Reputation: 293
Background:
I have a column that should get user input in form of "Description text ref12345678". I have existing scripts that grab the reference number but unfortunately some users add it incorrectly so instead of "ref12345678"
it can be "ref 12345678"
, "RF12345678"
, "abcd12345678"
or any variation. Naturally the wrong formatting breaks some of the triggered scripts.
For now I can't control the user input to this field, so I want to make the scripts later in the pipeline just to get the number.
At the moment I'm stripping the letters with awk '{gsub(/[[:alpha:]]/, "")}; 1'
, but substitution seems like an inefficient solution. (I know I can do this also with sed -n 's/.*[a-zA-Z]//p'
and tr -d '[[:alpha:]]'
but they are essentially the same and I want awk for additional programmability).
The question is, is there a way to set awk to either print only numbers from a string, or set delimits to numeric items in a string? (or is substitution really the most efficient solution for this problem).
So in summary: how do I use awk for $ echo "ref12345678"
to print only "12345678" without substitution?
Upvotes: 26
Views: 112848
Reputation: 446
grep works perfectly :
$ echo "../Tin=300_maxl=9_rdx=1.1" | grep -Eo '[+-]?[0-9]+([.][0-9]+)?'
300
9
1.1
Step by step explanation:
-E
Use extended regex.
-o
Return only the matches, not the context
[+-]?[0-9]+([.][0-9]+)?+
Match numbers which are identified as:
[+-]?
An optional leading sign
[0-9]+
One or more numbers
([.][0-9]+)?
An optional period followed by one or more numbers.

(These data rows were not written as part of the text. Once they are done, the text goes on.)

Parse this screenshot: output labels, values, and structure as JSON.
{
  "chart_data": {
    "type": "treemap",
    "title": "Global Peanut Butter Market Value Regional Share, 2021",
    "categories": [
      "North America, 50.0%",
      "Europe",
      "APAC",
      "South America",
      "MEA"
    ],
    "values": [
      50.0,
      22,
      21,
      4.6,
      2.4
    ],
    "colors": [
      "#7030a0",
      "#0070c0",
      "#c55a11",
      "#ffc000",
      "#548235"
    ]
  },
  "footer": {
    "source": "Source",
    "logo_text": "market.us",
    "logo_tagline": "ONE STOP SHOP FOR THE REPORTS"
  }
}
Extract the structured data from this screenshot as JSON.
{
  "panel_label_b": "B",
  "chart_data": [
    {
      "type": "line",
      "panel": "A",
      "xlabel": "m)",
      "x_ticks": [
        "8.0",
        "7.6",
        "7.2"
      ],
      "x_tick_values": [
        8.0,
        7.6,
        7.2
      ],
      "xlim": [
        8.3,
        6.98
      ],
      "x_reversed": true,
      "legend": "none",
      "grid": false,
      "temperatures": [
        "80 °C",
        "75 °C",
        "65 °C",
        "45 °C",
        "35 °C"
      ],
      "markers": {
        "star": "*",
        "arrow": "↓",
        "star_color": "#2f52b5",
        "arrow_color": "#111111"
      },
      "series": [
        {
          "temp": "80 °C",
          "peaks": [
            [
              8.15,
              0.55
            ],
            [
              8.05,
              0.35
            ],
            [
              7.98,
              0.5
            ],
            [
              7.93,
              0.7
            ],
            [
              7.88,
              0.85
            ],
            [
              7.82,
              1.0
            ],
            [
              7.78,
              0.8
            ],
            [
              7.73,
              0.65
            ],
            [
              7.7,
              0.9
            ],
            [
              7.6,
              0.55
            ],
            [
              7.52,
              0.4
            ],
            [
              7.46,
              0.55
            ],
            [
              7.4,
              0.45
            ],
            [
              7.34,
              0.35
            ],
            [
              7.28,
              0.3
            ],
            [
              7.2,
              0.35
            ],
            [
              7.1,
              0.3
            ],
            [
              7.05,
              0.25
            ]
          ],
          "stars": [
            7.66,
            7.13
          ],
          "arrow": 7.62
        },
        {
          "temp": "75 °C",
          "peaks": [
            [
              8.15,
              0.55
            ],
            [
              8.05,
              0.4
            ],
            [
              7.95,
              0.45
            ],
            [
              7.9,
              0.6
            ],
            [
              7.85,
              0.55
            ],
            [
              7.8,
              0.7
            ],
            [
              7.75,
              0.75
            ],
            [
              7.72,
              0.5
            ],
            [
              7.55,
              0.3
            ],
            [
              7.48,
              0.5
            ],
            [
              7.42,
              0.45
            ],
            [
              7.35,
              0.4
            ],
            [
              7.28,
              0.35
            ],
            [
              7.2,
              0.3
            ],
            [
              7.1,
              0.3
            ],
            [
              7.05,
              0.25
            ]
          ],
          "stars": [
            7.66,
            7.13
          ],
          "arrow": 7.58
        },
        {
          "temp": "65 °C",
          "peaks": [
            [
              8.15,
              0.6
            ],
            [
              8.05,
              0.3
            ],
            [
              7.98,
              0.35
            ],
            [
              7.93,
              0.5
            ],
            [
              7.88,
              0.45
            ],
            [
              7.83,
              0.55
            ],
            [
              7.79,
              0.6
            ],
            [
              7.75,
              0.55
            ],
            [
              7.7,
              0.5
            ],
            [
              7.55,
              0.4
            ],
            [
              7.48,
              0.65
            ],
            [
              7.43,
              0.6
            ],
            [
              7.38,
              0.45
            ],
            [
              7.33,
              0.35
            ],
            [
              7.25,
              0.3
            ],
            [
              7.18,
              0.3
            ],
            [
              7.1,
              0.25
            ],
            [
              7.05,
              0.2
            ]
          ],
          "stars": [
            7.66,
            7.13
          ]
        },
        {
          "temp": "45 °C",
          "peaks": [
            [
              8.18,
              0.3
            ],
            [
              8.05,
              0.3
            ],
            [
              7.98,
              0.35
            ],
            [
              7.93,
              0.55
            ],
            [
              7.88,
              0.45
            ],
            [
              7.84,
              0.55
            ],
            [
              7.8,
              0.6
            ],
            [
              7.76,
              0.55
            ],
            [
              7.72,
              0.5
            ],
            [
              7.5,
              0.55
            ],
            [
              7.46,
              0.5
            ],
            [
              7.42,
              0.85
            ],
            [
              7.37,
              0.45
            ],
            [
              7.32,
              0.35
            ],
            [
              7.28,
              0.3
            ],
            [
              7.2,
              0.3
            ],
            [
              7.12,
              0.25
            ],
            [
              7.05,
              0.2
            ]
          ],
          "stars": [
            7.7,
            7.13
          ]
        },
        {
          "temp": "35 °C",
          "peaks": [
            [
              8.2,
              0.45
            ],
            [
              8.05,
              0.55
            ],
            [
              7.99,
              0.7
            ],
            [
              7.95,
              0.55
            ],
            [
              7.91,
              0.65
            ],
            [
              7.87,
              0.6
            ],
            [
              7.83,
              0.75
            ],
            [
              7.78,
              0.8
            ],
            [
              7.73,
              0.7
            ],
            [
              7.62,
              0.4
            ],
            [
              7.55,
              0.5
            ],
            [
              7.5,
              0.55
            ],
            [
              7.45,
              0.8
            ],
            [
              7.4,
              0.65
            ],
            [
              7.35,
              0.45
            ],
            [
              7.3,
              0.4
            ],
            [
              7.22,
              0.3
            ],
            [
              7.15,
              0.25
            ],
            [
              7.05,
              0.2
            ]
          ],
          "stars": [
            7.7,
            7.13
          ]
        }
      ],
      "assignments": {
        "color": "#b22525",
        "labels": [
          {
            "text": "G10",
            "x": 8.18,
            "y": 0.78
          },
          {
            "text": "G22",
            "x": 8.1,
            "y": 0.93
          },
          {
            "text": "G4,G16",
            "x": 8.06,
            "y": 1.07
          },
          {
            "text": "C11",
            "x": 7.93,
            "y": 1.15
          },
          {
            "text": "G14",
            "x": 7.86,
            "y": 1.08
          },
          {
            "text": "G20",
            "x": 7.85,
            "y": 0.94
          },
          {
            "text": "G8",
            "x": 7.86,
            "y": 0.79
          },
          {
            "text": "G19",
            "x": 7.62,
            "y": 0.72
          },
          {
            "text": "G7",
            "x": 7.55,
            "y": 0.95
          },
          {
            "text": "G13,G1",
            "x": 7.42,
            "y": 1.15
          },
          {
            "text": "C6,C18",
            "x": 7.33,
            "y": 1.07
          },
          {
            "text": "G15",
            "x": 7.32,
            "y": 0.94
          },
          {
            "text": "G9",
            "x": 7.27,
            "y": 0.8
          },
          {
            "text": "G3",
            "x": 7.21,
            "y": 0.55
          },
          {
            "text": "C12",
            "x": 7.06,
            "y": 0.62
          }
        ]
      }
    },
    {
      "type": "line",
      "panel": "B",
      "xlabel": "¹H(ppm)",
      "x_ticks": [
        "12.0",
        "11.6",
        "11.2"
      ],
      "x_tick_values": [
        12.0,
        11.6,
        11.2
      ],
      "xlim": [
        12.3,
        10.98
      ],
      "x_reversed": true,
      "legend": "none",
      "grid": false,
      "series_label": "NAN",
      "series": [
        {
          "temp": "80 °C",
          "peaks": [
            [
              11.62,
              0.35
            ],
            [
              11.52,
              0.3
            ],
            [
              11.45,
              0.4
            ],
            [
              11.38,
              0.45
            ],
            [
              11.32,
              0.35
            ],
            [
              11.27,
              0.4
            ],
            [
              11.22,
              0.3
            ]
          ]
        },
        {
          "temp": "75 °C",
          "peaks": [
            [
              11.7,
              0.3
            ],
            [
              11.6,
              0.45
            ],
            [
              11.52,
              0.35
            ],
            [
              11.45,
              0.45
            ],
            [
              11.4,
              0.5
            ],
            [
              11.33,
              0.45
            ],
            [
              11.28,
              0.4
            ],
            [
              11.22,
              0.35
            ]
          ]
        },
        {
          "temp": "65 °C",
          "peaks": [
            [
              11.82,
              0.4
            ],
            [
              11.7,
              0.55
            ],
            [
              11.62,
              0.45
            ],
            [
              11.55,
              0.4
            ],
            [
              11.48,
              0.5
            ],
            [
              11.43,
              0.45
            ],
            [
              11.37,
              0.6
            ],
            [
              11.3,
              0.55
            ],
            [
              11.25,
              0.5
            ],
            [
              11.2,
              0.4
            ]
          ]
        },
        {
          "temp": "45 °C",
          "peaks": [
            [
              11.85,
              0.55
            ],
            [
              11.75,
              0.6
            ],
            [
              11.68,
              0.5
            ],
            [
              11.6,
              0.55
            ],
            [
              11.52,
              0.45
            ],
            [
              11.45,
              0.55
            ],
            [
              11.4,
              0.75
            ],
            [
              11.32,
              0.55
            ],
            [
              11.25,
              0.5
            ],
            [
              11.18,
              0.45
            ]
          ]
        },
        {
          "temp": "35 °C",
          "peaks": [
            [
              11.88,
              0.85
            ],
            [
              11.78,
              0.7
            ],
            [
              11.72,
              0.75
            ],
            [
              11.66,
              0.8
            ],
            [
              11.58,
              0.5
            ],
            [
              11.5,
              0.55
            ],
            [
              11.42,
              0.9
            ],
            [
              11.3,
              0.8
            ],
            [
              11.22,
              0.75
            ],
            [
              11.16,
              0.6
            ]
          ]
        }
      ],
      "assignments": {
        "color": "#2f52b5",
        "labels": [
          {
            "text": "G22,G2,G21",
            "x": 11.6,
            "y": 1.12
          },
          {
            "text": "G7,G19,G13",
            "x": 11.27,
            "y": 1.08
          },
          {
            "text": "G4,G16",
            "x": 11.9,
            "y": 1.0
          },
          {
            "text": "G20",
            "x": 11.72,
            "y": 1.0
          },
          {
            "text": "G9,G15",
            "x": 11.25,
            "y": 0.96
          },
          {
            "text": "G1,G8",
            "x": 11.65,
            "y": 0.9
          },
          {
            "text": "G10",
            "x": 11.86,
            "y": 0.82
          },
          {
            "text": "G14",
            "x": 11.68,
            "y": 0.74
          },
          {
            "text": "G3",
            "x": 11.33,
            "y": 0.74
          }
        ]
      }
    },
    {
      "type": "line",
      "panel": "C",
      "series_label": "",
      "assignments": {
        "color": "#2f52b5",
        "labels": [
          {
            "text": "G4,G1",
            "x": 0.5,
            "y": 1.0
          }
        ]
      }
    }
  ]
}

it is convenient to put the output in an array
arr=($(echo "../Tin=300_maxl=9_rdx=1.1" | grep -Eo '[+-]?[0-9]+([.][0-9]+)?'))
and then use it like this
Tin=${arr[0]}
maxl=${arr[1]}
etc..
Upvotes: 3
Reputation: 2175
In AWK you can specify multiple conditions like:
($3~/[[:digit:]+]/ && $3 !~/[[:alpha:]]/ && $3 !~/[[:punct:]]/ ) {print $3}
will display only digit without any alphabet and punctuation. with !~ means not contain any.
Upvotes: 5
Reputation: 169
You can also try the following with awk assuming there will be only one number in a string:
awk '{print ($0+0)}'
This converts your entire string to numeric, and the way that awk is implemented only the values that fit the numeric description will be left. Thus for example:
echo "19 trees"|awk '{print ($0+0)}'
will produce:
19
Upvotes: 16
Reputation: 23364
Another option (assuming GNU awk
) involves specifying a non-numeric regular expression as a separator
awk -F '[^0-9]+' '{OFS=" "; for(i=1; i<=NF; ++i) if ($i != "") print($i)}'
Upvotes: 2
Reputation: 195049
if awk is not a must:
grep -o '[0-9]\+'
example:
kent$ echo "ref12345678"|grep -o '[0-9]\+'
12345678
with awk for your example:
kent$ echo "ref12345678"|awk -F'[^0-9]*' '$0=$2'
12345678
Upvotes: 43